What type of cardiovascular training improves stamina on the golf course?

Swimming is often over looked as a viable means for training the cardiovascular system for golfers. There is less damage done to the hip and knee complexes because of the reduction of impact trauma caused by running/jogging. In addition, the hip complex tends to tighten up and most runners are quad dominant. We like to see golfer back of the body stronger than the front. The next time you want to really work the cardio system jump in the pool and swim some sprints or distance.  
30 minutes per day, 5 days per week of moderate cardiovascular activity is the average I prescribe to my golfers. The type of exercise is unique to each individual based on their assessment. I tend to stay away from high impact exercise for my older clientele as the potential for injury goes up.
Good suggestions would be a brisk walk, swimming or cycling.
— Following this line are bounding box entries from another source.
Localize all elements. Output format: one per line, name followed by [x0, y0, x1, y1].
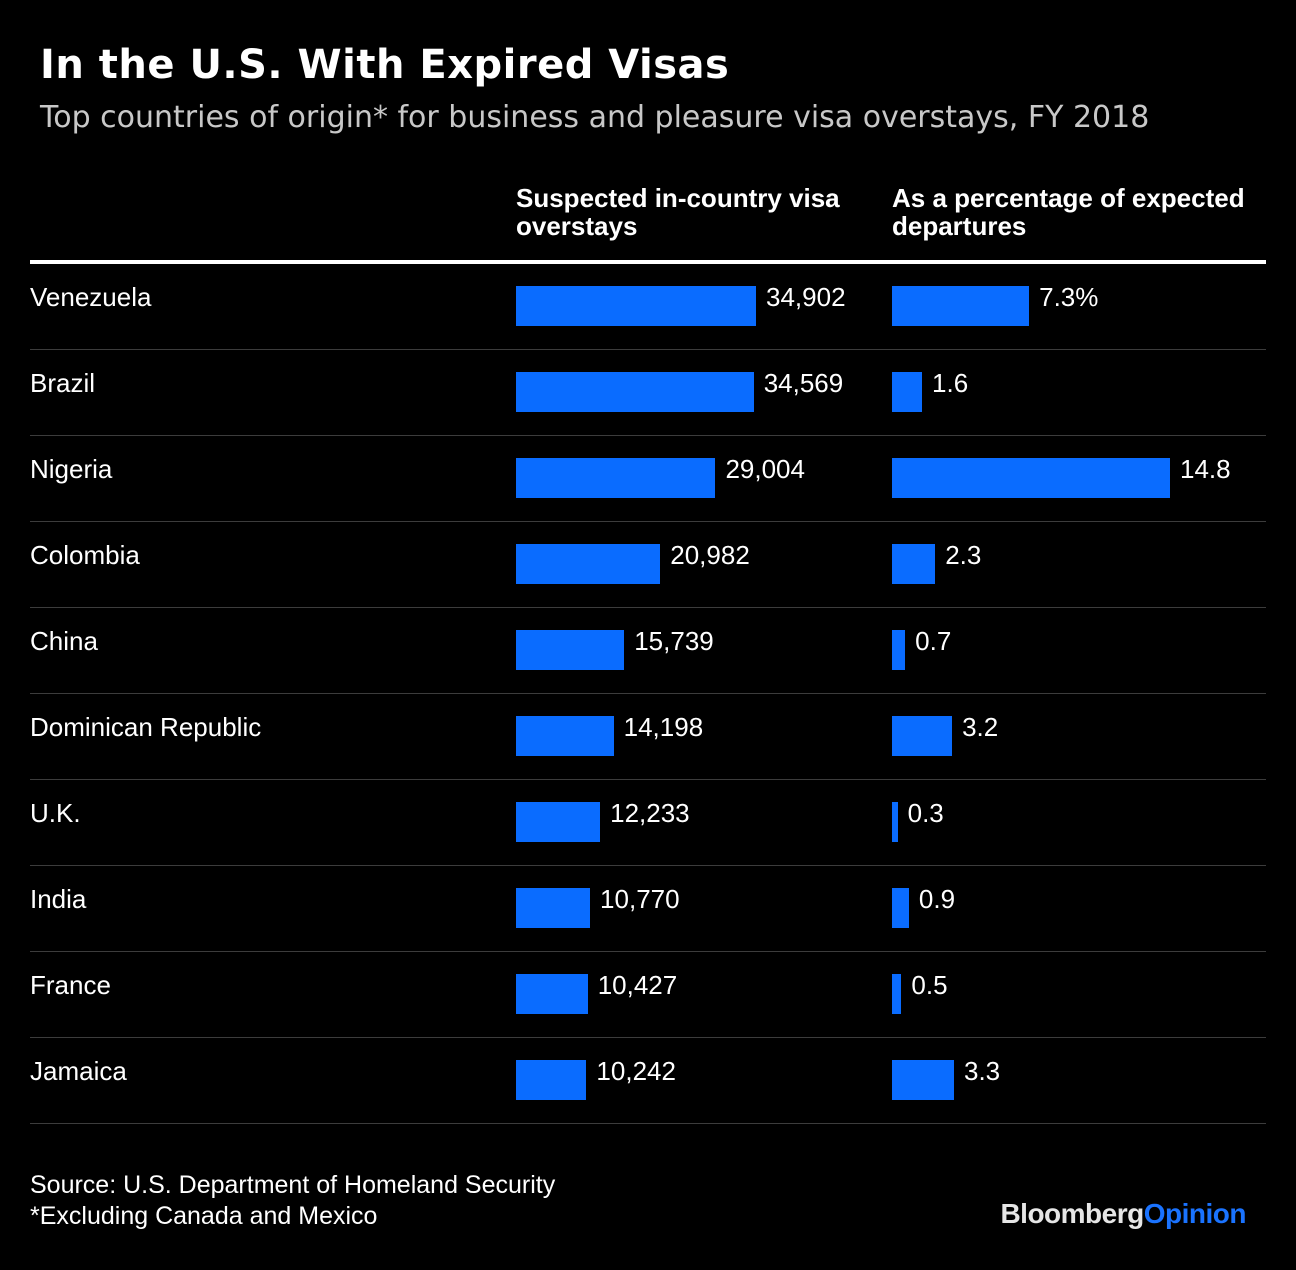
percentage-bar: [892, 286, 1030, 326]
overstays-value-label: 34,902: [766, 282, 846, 312]
percentage-value-label: 3.2: [962, 712, 999, 742]
country-label: France: [30, 970, 111, 1000]
footnote-text: *Excluding Canada and Mexico: [30, 1202, 378, 1230]
table-row: Brazil 34,569 1.6: [30, 350, 1266, 436]
overstays-value-label: 10,242: [596, 1056, 676, 1086]
table-row: Dominican Republic 14,198 3.2: [30, 694, 1266, 780]
table-row: Venezuela 34,902 7.3%: [30, 264, 1266, 350]
country-label: China: [30, 626, 98, 656]
percentage-bar: [892, 544, 936, 584]
percentage-bar: [892, 888, 909, 928]
overstays-value-label: 34,569: [763, 368, 844, 398]
column-heading-overstays: Suspected in-country visa overstays: [516, 183, 840, 241]
percentage-value-label: 0.7: [915, 626, 952, 656]
table-row: Colombia 20,982 2.3: [30, 522, 1266, 608]
overstays-value-label: 14,198: [623, 712, 704, 742]
country-label: Nigeria: [30, 454, 113, 484]
table-row: Jamaica 10,242 3.3: [30, 1038, 1266, 1124]
percentage-value-label: 0.5: [911, 970, 948, 1000]
overstays-bar: [516, 1060, 587, 1100]
overstays-bar: [516, 544, 661, 584]
percentage-bar: [892, 974, 902, 1014]
overstays-value-label: 10,770: [600, 884, 680, 914]
overstays-bar: [516, 372, 754, 412]
source-text: Source: U.S. Department of Homeland Secu…: [30, 1171, 556, 1199]
table-row: U.K. 12,233 0.3: [30, 780, 1266, 866]
overstays-bar: [516, 802, 601, 842]
table-row: France 10,427 0.5: [30, 952, 1266, 1038]
logo-part-bloomberg: Bloomberg: [1000, 1198, 1144, 1229]
percentage-bar: [892, 372, 923, 412]
country-label: Colombia: [30, 540, 140, 570]
country-label: India: [30, 884, 87, 914]
chart-title: In the U.S. With Expired Visas: [40, 42, 730, 88]
overstays-value-label: 15,739: [634, 626, 714, 656]
overstays-bar: [516, 630, 625, 670]
table-row: India 10,770 0.9: [30, 866, 1266, 952]
overstays-bar: [516, 286, 756, 326]
table-row: Nigeria 29,004 14.8: [30, 436, 1266, 522]
source-note: Source: U.S. Department of Homeland Secu…: [30, 1170, 555, 1232]
percentage-bar: [892, 1060, 954, 1100]
percentage-value-label: 14.8: [1180, 454, 1231, 484]
overstays-bar: [516, 716, 614, 756]
header-rule: [30, 260, 1266, 264]
column-heading-percentage: As a percentage of expected departures: [892, 183, 1245, 241]
logo-part-opinion: Opinion: [1143, 1198, 1247, 1229]
overstays-value-label: 12,233: [610, 798, 690, 828]
percentage-value-label: 0.9: [918, 884, 956, 914]
country-label: Brazil: [30, 368, 96, 398]
overstays-bar: [516, 888, 591, 928]
percentage-value-label: 1.6: [932, 368, 969, 398]
overstays-value-label: 10,427: [597, 970, 678, 1000]
table-row: China 15,739 0.7: [30, 608, 1266, 694]
country-label: Venezuela: [30, 282, 152, 312]
country-label: U.K.: [30, 798, 81, 828]
percentage-bar: [892, 630, 906, 670]
chart-subtitle: Top countries of origin* for business an…: [40, 100, 1150, 135]
country-label: Dominican Republic: [30, 712, 262, 742]
bloomberg-opinion-logo: BloombergOpinion: [1000, 1198, 1246, 1230]
percentage-value-label: 0.3: [907, 798, 944, 828]
percentage-value-label: 7.3%: [1039, 282, 1099, 312]
country-label: Jamaica: [30, 1056, 127, 1086]
overstays-value-label: 20,982: [670, 540, 750, 570]
percentage-bar: [892, 802, 898, 842]
percentage-bar: [892, 458, 1170, 498]
overstays-bar: [516, 458, 716, 498]
overstays-bar: [516, 974, 588, 1014]
overstays-value-label: 29,004: [725, 454, 805, 484]
percentage-bar: [892, 716, 953, 756]
percentage-value-label: 3.3: [963, 1056, 1001, 1086]
percentage-value-label: 2.3: [945, 540, 982, 570]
Key to stretch following any exercise to maintain flexibility. 
Your cardiovascular training program will require an average of 20 to 45 minutes of moderate activity, three to five days a week. Training activities such as walking, bicycling, jogging, and using cardio machines will accomplish this sufficiently. Once you have established your cardio golf fitness training program, just be consistent. Being physically fit allows a golfer to walk and play 18 holes of golf, recreational or tournament, without becoming fatigued. This stamina allows the golfer to stay physically and mentally focused throughout the round.